The 10 a.m. hearing will be Simpson’s second appearance before the board. He was granted parole in July 2013 on the most serious offenses — two counts of kidnapping and two of armed robbery.
But that left him to begin serving the consecutive sentences for the deadly weapon enhancements to those four convictions. He will have served the necessary four more years by the time of the July 20 hearing.
Parole Board spokesman David Smith said even if Simpson is granted parole, he can’t be released until or after Oct. 1.
The hearing will be held at the Parole board’s Carson City offices, video-conferenced to the Lovelock State Prison where Simpson has been held since he was convicted.
Parole Board officials say they have been inundated with media requests to attend the hearing.
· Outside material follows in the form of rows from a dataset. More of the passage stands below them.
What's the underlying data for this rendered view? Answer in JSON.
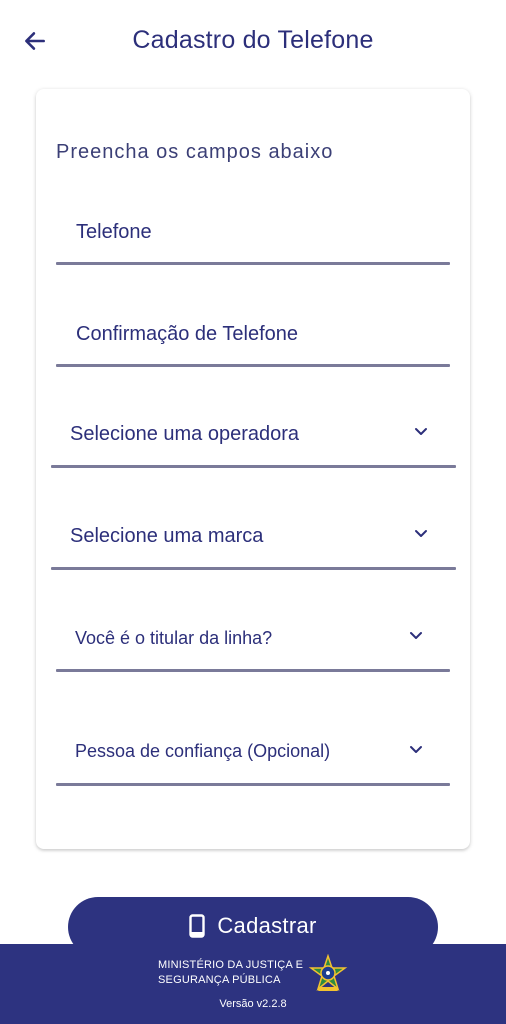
{
  "header": {
    "title": "Cadastro do Telefone",
    "back_icon": "arrow-left-icon"
  },
  "form": {
    "subtitle": "Preencha os campos abaixo",
    "phone_label": "Telefone",
    "phone_confirm_label": "Confirmação de Telefone",
    "operator_select": "Selecione uma operadora",
    "brand_select": "Selecione uma marca",
    "line_holder_select": "Você é o titular da linha?",
    "trusted_person_select": "Pessoa de confiança (Opcional)"
  },
  "submit": {
    "label": "Cadastrar",
    "icon": "smartphone-icon"
  },
  "footer": {
    "ministry_line1": "MINISTÉRIO DA JUSTIÇA E",
    "ministry_line2": "SEGURANÇA PÚBLICA",
    "emblem_icon": "coat-of-arms-icon",
    "version": "Versão v2.2.8"
  },
  "colors": {
    "primary": "#2D3380",
    "text": "#2C2F7A",
    "underline": "#7A7A99",
    "background": "#FFFFFF"
  }
}
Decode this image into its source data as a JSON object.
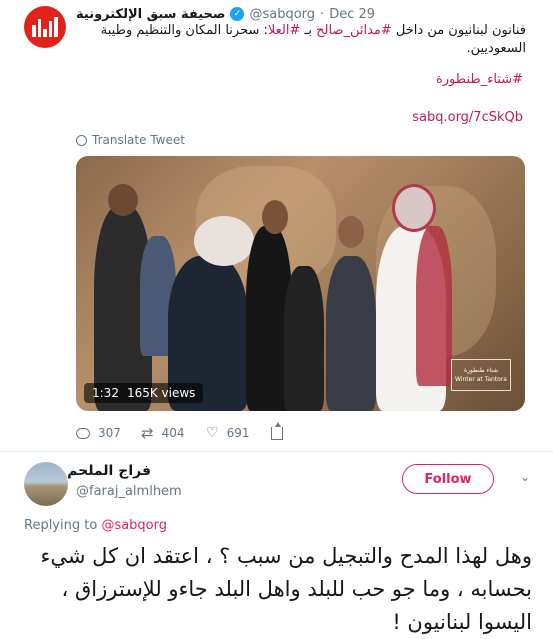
{
  "tweet": {
    "author_name": "صحيفة سبق الإلكترونية",
    "handle": "@sabqorg",
    "separator": "·",
    "date": "Dec 29",
    "text_before": "فنانون لبنانيون من داخل ",
    "tag_madain": "#مدائن_صالح",
    "text_mid": " بـ ",
    "tag_ula": "#العلا",
    "text_after": ": سحرنا المكان والتنظيم وطيبة السعوديين.",
    "hashtag_tantora": "#شتاء_طنطورة",
    "link": "sabq.org/7cSkQb",
    "translate": "Translate Tweet",
    "video": {
      "duration": "1:32",
      "views": "165K views",
      "watermark_ar": "شتاء طنطورة",
      "watermark_en": "Winter at Tantora"
    },
    "actions": {
      "replies": "307",
      "retweets": "404",
      "likes": "691"
    }
  },
  "reply": {
    "author_name": "فراج الملحم",
    "handle": "@faraj_almlhem",
    "follow_label": "Follow",
    "replying_prefix": "Replying to ",
    "replying_to": "@sabqorg",
    "text": "وهل لهذا المدح والتبجيل من سبب ؟ ، اعتقد ان كل شيء بحسابه ، وما جو حب للبلد واهل البلد جاءو للإسترزاق ، اليسوا لبنانيون !"
  },
  "colors": {
    "accent_pink": "#e0245e",
    "hashtag": "#c2185b",
    "verified_blue": "#1da1f2",
    "muted": "#657786",
    "logo_red": "#e0241b"
  }
}
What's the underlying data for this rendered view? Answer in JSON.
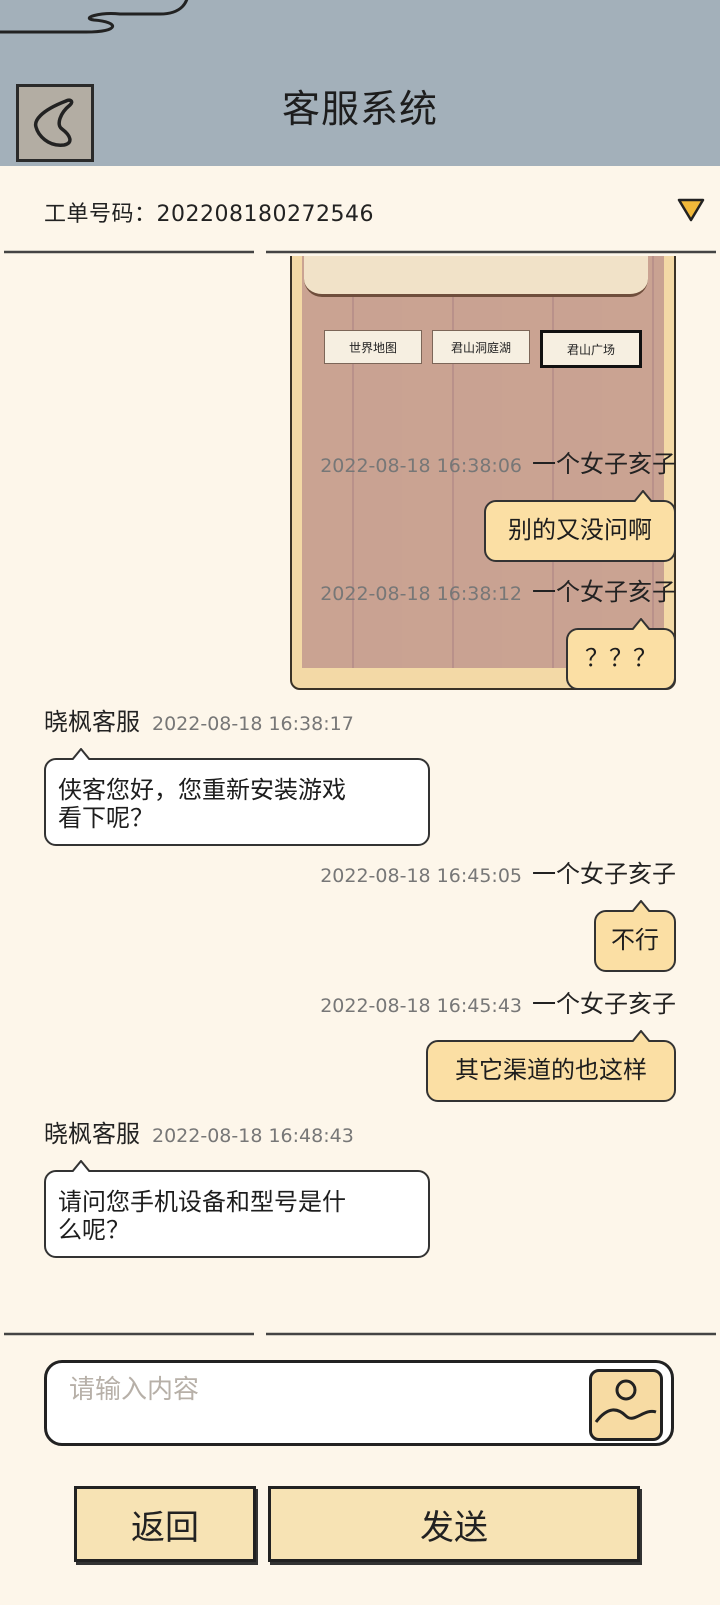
{
  "header": {
    "title": "客服系统"
  },
  "ticket": {
    "label": "工单号码：202208180272546"
  },
  "attachment": {
    "buttons": [
      "世界地图",
      "君山洞庭湖",
      "君山广场"
    ],
    "selected": "君山广场"
  },
  "messages": [
    {
      "sender": "一个女子亥子",
      "time": "2022-08-18 16:38:06",
      "text": "别的又没问啊"
    },
    {
      "sender": "一个女子亥子",
      "time": "2022-08-18 16:38:12",
      "text": "？？？"
    },
    {
      "sender": "晓枫客服",
      "time": "2022-08-18 16:38:17",
      "text_lines": [
        "侠客您好，您重新安装游戏",
        "看下呢？"
      ]
    },
    {
      "sender": "一个女子亥子",
      "time": "2022-08-18 16:45:05",
      "text": "不行"
    },
    {
      "sender": "一个女子亥子",
      "time": "2022-08-18 16:45:43",
      "text": "其它渠道的也这样"
    },
    {
      "sender": "晓枫客服",
      "time": "2022-08-18 16:48:43",
      "text_lines": [
        "请问您手机设备和型号是什",
        "么呢？"
      ]
    }
  ],
  "input": {
    "placeholder": "请输入内容",
    "value": ""
  },
  "actions": {
    "back_label": "返回",
    "send_label": "发送"
  },
  "icons": {
    "back": "back-arrow-icon",
    "dropdown": "triangle-down-icon",
    "image": "image-upload-icon"
  },
  "colors": {
    "header_bg": "#a3b0ba",
    "page_bg": "#fdf6ea",
    "user_bubble": "#fbdfa4",
    "agent_bubble": "#ffffff",
    "dropdown": "#f0b83a"
  }
}
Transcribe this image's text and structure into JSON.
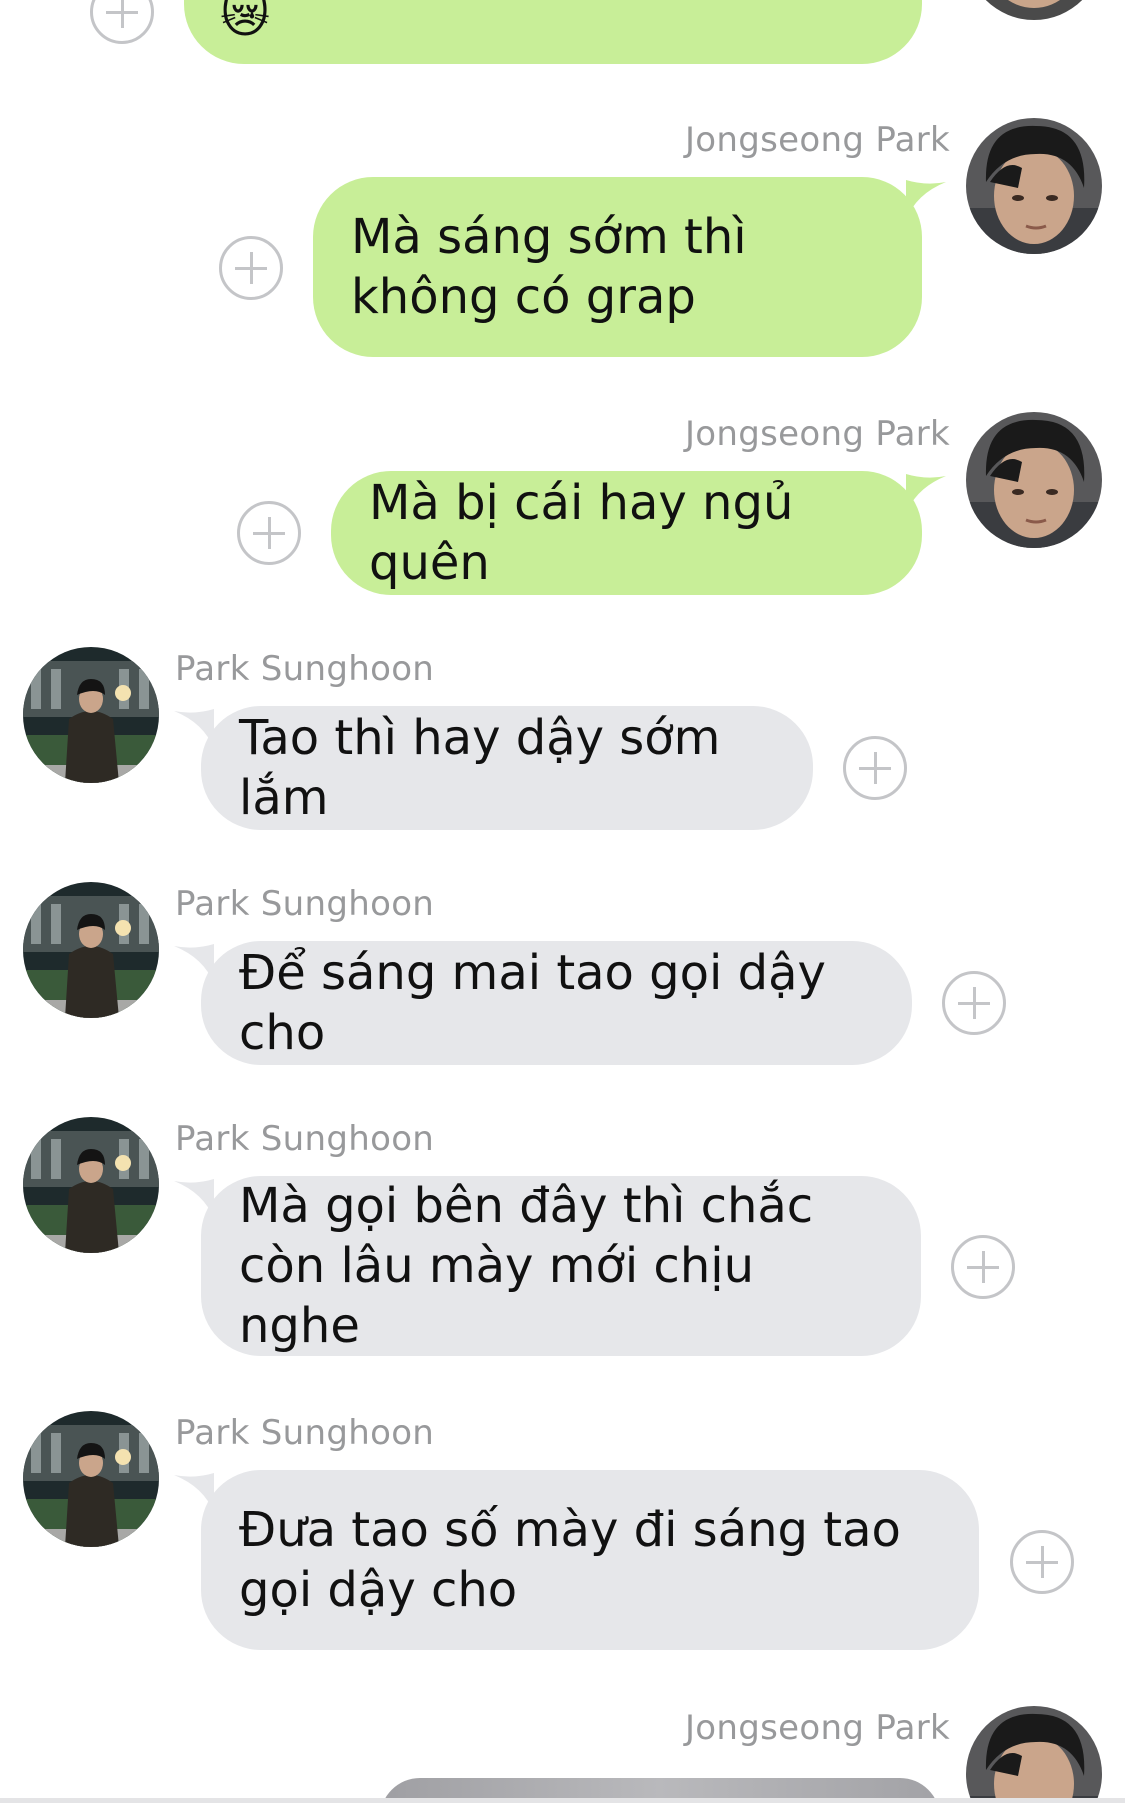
{
  "colors": {
    "outgoing_bubble": "#c8ee98",
    "incoming_bubble": "#e6e7ea",
    "sender_name": "#98999b",
    "add_icon": "#c4c5c8"
  },
  "messages": [
    {
      "direction": "outgoing",
      "sender": "",
      "text": "Đéo ai cho đi học chứ sao 😿",
      "icon": "add-reaction-icon"
    },
    {
      "direction": "outgoing",
      "sender": "Jongseong Park",
      "text": "Mà sáng sớm thì không có grap",
      "icon": "add-reaction-icon"
    },
    {
      "direction": "outgoing",
      "sender": "Jongseong Park",
      "text": "Mà bị cái hay ngủ quên",
      "icon": "add-reaction-icon"
    },
    {
      "direction": "incoming",
      "sender": "Park Sunghoon",
      "text": "Tao thì hay dậy sớm lắm",
      "icon": "add-reaction-icon"
    },
    {
      "direction": "incoming",
      "sender": "Park Sunghoon",
      "text": "Để sáng mai tao gọi dậy cho",
      "icon": "add-reaction-icon"
    },
    {
      "direction": "incoming",
      "sender": "Park Sunghoon",
      "text": "Mà gọi bên đây thì chắc còn lâu mày mới chịu nghe",
      "icon": "add-reaction-icon"
    },
    {
      "direction": "incoming",
      "sender": "Park Sunghoon",
      "text": "Đưa tao số mày đi sáng tao gọi dậy cho",
      "icon": "add-reaction-icon"
    },
    {
      "direction": "outgoing",
      "sender": "Jongseong Park",
      "text": "",
      "icon": ""
    }
  ]
}
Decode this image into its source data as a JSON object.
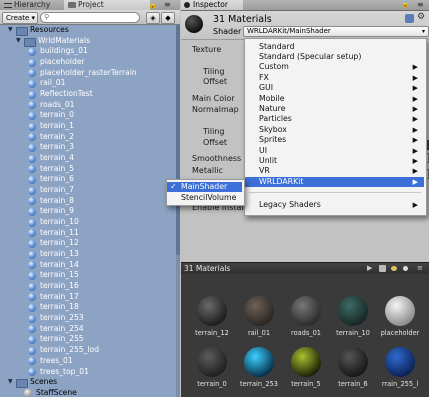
{
  "left_tabs": [
    "Hierarchy",
    "Project"
  ],
  "create_label": "Create ▾",
  "tree": {
    "resources": "Resources",
    "wrld": "WrldMaterials",
    "items": [
      "buildings_01",
      "placeholder",
      "placeholder_rasterTerrain",
      "rail_01",
      "ReflectionTest",
      "roads_01",
      "terrain_0",
      "terrain_1",
      "terrain_2",
      "terrain_3",
      "terrain_4",
      "terrain_5",
      "terrain_6",
      "terrain_7",
      "terrain_8",
      "terrain_9",
      "terrain_10",
      "terrain_11",
      "terrain_12",
      "terrain_13",
      "terrain_14",
      "terrain_15",
      "terrain_16",
      "terrain_17",
      "terrain_18",
      "terrain_253",
      "terrain_254",
      "terrain_255",
      "terrain_255_lod",
      "trees_01",
      "trees_top_01"
    ],
    "scenes": "Scenes",
    "last": "StaffScene"
  },
  "inspector": {
    "tab": "Inspector",
    "material_title": "31 Materials",
    "shader_label": "Shader",
    "shader_value": "WRLDARKit/MainShader",
    "props": {
      "texture": "Texture",
      "tiling1": "Tiling",
      "offset1": "Offset",
      "main_color": "Main Color",
      "normalmap": "Normalmap",
      "tiling2": "Tiling",
      "offset2": "Offset",
      "smoothness": "Smoothness",
      "metallic": "Metallic",
      "enable_instancing": "Enable Instanc"
    }
  },
  "shader_menu": {
    "items": [
      {
        "label": "Standard",
        "sub": false
      },
      {
        "label": "Standard (Specular setup)",
        "sub": false
      },
      {
        "label": "Custom",
        "sub": true
      },
      {
        "label": "FX",
        "sub": true
      },
      {
        "label": "GUI",
        "sub": true
      },
      {
        "label": "Mobile",
        "sub": true
      },
      {
        "label": "Nature",
        "sub": true
      },
      {
        "label": "Particles",
        "sub": true
      },
      {
        "label": "Skybox",
        "sub": true
      },
      {
        "label": "Sprites",
        "sub": true
      },
      {
        "label": "UI",
        "sub": true
      },
      {
        "label": "Unlit",
        "sub": true
      },
      {
        "label": "VR",
        "sub": true
      },
      {
        "label": "WRLDARKit",
        "sub": true,
        "selected": true
      },
      {
        "label": "Legacy Shaders",
        "sub": true
      }
    ],
    "submenu": {
      "items": [
        {
          "label": "MainShader",
          "selected": true,
          "checked": true
        },
        {
          "label": "StencilVolume"
        }
      ]
    },
    "arrow_glyph": "▶",
    "check_glyph": "✓"
  },
  "preview": {
    "title": "31 Materials",
    "row1": [
      "terrain_12",
      "rail_01",
      "roads_01",
      "terrain_10",
      "placeholder"
    ],
    "row2": [
      "terrain_0",
      "terrain_253",
      "terrain_5",
      "terrain_6",
      "rrain_255_l"
    ]
  },
  "colors": {
    "selection": "#3d6fd9",
    "project_bg": "#8da3c3"
  }
}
Space to attend, however, is extremely limited, board officials say.
Simpson was convicted of a list of felony violations after going to a Las Vegas hotel room where he and other men were convicted of threatening two sports memorabilia dealers in an attempt to recover property Simpson says had been stolen from him.
He pointed out since his imprisonment, a California court ruled the property including autographed footballs did actually belong to Simpson. He also testified he has since made amends with Al Beardsley and Bruce Froming, the two victims.
During his first hearing in 2013, Simpson testified he wishes he had never gone to that room saying he was angry and had been drinking before the incident.
Officials have pointed out there are several factors working in Simpson’s favor including his clean disciplinary record. He’s also considered a low risk to re-offend because of his age, now at least 70.
But if he’s denied, the board will set the date for his next hearing.
The case will be heard by Board Chairman Connie Bisbee and Commissioners Tony Corda, Susan Jackson and Adam Endel.
Testimony at the hearing will be limited to the inmate himself, his representative if any, victims of the crime and one family member or supporter of the inmate.